Letter to the editor

RNAO CEO Dr. Doris Grinspun’s letter about the COVID-19 vaccine rollout appeared in the Toronto Sun (Feb. 12). For more on the province’s shortcomings as they relate to the rollout, read Conversations with members in this issue.

Glad to see Ontario’s COVID-19 science table is learning from Israel, the world’s leader on per capita vaccination. I know the Israeli health system as I practised there for a decade and also have most of my family there, all of whom are already vaccinated. There are three fundamental things we can learn from Israel’s vaccination success. First, the vaccination rollout is entirely delivered by nurses working in primary care, which is the anchoring sector of Israel’s four health-maintenance organizations (HMO).
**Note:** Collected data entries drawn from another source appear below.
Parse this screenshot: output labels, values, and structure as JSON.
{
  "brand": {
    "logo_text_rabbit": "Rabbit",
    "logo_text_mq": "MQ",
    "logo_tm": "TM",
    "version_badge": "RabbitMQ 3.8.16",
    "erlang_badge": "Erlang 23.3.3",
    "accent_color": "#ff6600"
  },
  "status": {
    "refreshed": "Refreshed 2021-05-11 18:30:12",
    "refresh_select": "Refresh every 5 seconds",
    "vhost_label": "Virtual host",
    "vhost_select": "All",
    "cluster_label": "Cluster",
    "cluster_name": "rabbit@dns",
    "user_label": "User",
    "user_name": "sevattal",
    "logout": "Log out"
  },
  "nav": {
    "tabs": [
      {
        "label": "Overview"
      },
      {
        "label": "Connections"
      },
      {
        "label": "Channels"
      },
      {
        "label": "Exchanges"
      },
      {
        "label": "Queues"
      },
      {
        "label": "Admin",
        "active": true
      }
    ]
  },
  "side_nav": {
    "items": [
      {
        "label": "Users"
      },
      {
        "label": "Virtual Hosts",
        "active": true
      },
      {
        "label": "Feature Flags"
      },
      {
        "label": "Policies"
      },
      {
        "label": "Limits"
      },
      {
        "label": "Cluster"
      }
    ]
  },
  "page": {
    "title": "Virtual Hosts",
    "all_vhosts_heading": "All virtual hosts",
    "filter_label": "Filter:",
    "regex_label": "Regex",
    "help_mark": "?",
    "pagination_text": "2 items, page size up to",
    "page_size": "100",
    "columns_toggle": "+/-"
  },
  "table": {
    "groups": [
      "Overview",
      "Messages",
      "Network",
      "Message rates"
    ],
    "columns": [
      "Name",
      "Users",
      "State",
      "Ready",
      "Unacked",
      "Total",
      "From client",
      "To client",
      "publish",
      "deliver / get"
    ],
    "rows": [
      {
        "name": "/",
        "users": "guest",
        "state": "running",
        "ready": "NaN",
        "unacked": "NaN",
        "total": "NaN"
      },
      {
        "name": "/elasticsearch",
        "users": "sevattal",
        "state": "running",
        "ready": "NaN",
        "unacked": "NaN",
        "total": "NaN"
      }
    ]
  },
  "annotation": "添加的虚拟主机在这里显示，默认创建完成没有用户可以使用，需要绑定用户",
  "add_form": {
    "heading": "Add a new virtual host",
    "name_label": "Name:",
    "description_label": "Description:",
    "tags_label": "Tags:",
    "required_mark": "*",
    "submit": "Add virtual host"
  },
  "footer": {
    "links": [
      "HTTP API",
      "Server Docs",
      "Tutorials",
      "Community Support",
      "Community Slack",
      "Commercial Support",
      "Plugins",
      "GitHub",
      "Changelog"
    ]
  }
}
Second, Israel never relied on hospitals to store vaccines or to inoculate its citizens. Instead, they have zealously protected hospitals to care for the very sick. Third, Israel’s rollout in order of priority was all health-care workers, followed by nursing homes residents, and then everyone 60 and older. Ontario can get it right too, by moving away from hospital-delivered vaccinations to our community sector: Public health, primary care, home care, and pharmacies, deploying the thousands of nurses, physicians and pharmacists working in community care and relying on community-based tried and true distribution systems for vaccinations. It would accelerate a provincewide COVID-19 rollout plan 24-hours-a-day, seven-days-a-week. We must follow Israel’s third and important lesson and vaccinate everyone over the age of 60 and fast, before the new variants claim their lives. Let’s get ready to roll up our sleeves and get the vaccine for the sooner the healthier we will all be.